Pertanto, l’espressione “diritto al figlio” pone una immediata questione pre-giuridica, cioè antropologica, ovvero se un essere umano possa essere “oggetto” di diritto da parte di terzi, perché ammettendo ciò si intuisce immediatamente il rischio di strumentalizzazione (reificazione) della persona, pur fatte salve le migliori intenzioni e il desiderio della prole da parte di chi pone tale diritto come, ad es., una coppia che soffre di infertilità/sterilità. Dunque, una persona umana, un figlio eccede senz’altro la sfera dei diritti soggettivi ponendosi al contrario come valore eminente, intangibile, irrinunciabile e inalienabile, soggetto (e non oggetto) di diritti. Ecco perché allora il pur comprensibile e lodevole desiderio di genitorialità non può realizzarsi a costo del profondo rispetto – indipendentemente ed oltre le personali visioni del mondo – di ogni uomo, del valore-uomo che è il figlio. Risulta allora antropologicamente più adeguato parlare del figlio come “dono”.

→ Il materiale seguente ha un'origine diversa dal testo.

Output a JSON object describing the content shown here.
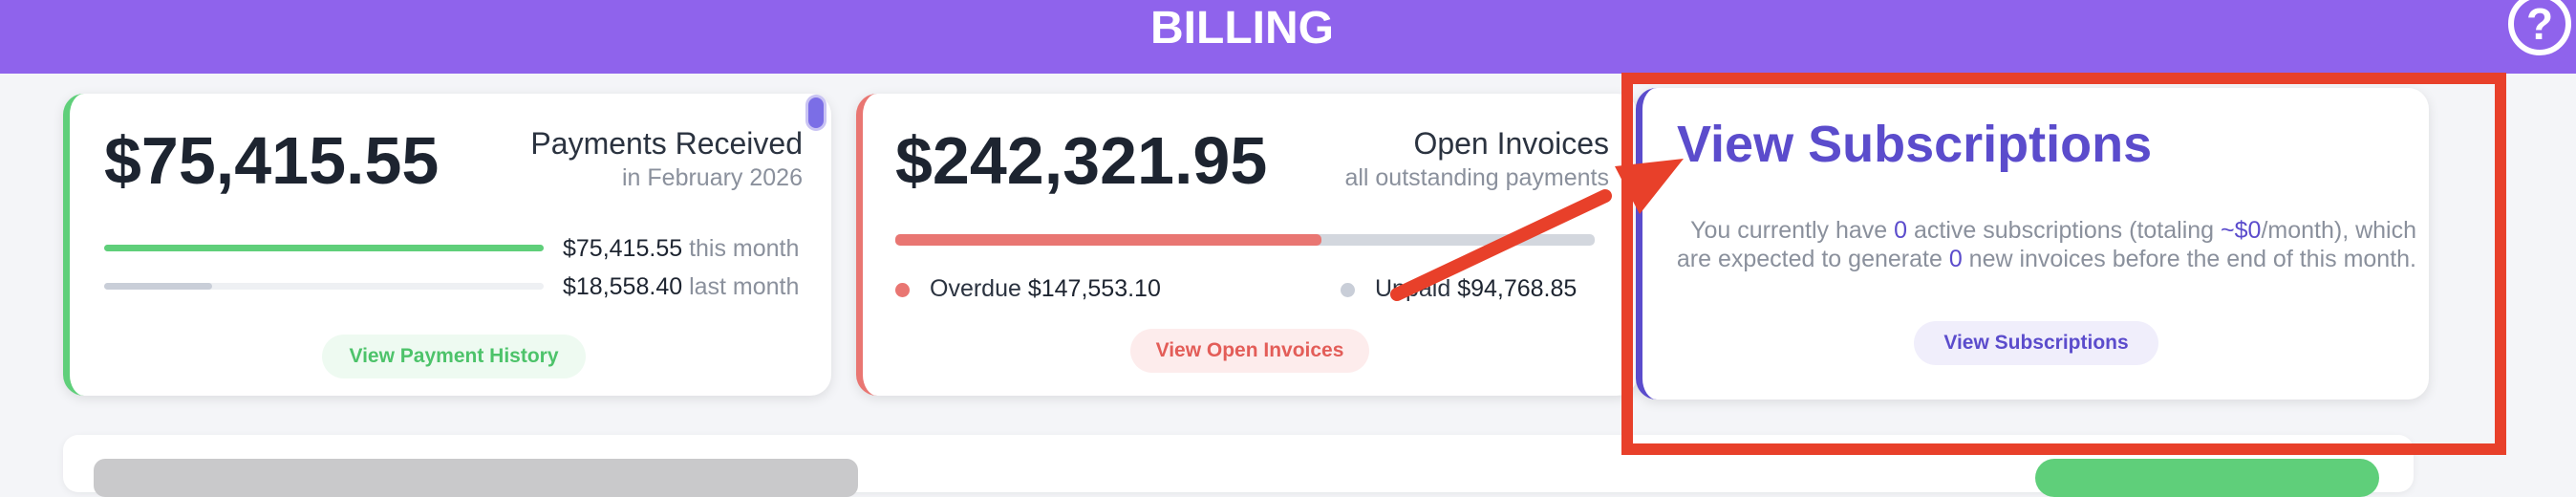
{
  "header": {
    "title": "BILLING",
    "help_glyph": "?"
  },
  "payments": {
    "amount": "$75,415.55",
    "heading": "Payments Received",
    "subheading": "in February 2026",
    "this_month_amount": "$75,415.55",
    "this_month_label": "this month",
    "last_month_amount": "$18,558.40",
    "last_month_label": "last month",
    "this_month_fraction": 1.0,
    "last_month_fraction": 0.246,
    "button": "View Payment History",
    "accent": "#5fcf7a"
  },
  "invoices": {
    "amount": "$242,321.95",
    "heading": "Open Invoices",
    "subheading": "all outstanding payments",
    "overdue_label": "Overdue",
    "overdue_amount": "$147,553.10",
    "unpaid_label": "Unpaid",
    "unpaid_amount": "$94,768.85",
    "overdue_fraction": 0.609,
    "button": "View Open Invoices",
    "accent": "#e97672"
  },
  "subscriptions": {
    "title": "View Subscriptions",
    "text_1": "You currently have ",
    "active_count": "0",
    "text_2": " active subscriptions (totaling ",
    "monthly_total": "~$0",
    "text_3": "/month), which are expected to generate ",
    "invoice_count": "0",
    "text_4": " new invoices before the end of this month.",
    "button": "View Subscriptions",
    "accent": "#5b4ccc"
  },
  "annotation": {
    "color": "#e8402a"
  }
}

Quali questioni sociali ed etiche apre la pratica della maternità surrogata?
Le questioni socio-etiche poste dall’affidare ad una donna estranea alla coppia committente, comunque assortita, la gestazione di un embrione fecondato “in vitro” con ovulo e/o sperma di terzi sono rilevanti, senza considerare le criticità generali poste dalle tecniche di procreazione medicalmente assistita (PMA) extracorporea che possiamo così sintetizzare: a) la “perdita” programmata di embrioni prima durante e dopo l’effettuazione della PMA; b) la “dis-umanità” del luogo e del modo in cui viene generata una vita umana: gesto tecnico e non frutto di un atto personale dei due membri della coppia; c) nel caso delle tecniche eterologhe (cioè con utilizzo dei gameti esterni alla coppia), sia la rottura dell’unità parentale e familiare sia la mancata coincidenza dell’identità biologica del concepito con quella sociale; d) le possibili derive eugenistiche.

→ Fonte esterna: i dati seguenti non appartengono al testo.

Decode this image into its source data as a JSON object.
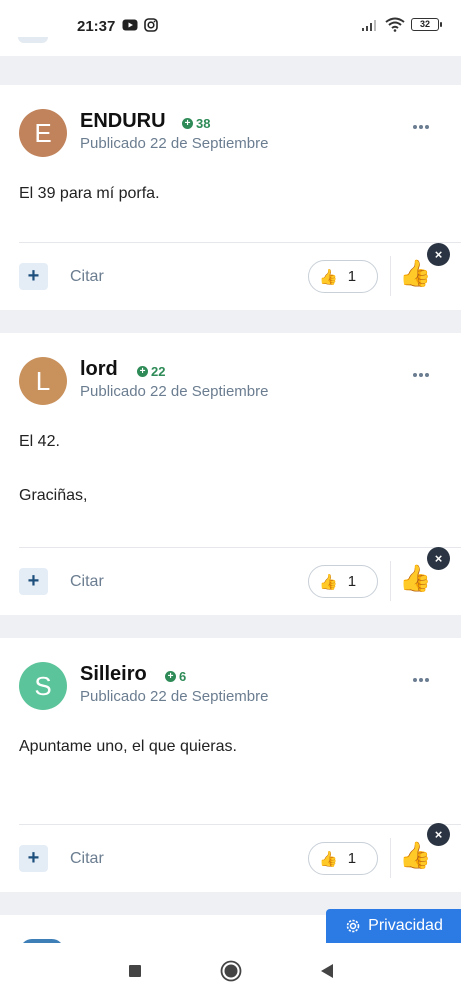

A questi aspetti critici, per la maternità surrogata se ne aggiungono di ulteriori. In primo luogo, la manipolazione corporea del nascituro che riceve il patrimonio genetico da due persone (non necessariamente i futuri genitori sociali), mentre riceve dalla madre surrogata nutrimento e comunicazione vitale intrauterina che crea un attaccamento (bonding) del bambino con la mamma. Ne consegue pertanto un abuso sul figlio, trattato “de facto” come un esemplare animale e non quale persona che ha il diritto di riconoscere i propri genitori e ad identificarsi con essi. Di non minore rilievo è anche la strumentalizzazione tanto della madre surrogata quanto dello stesso nascituro in nome di una logica mercantile, senza omettere il violento riduzionismo della donna a mera incubatrice.


Lei è favorevole alla sua regolamentazione?

Per le ragioni che abbiamo provato a spiegare in precedenza, ritengo non vi siano giustificazioni per una legislazione sulla materia, dal punto di vista dell’irrinunciabile valore di ogni persona umana all’interno di una comunità civile maturamente laica.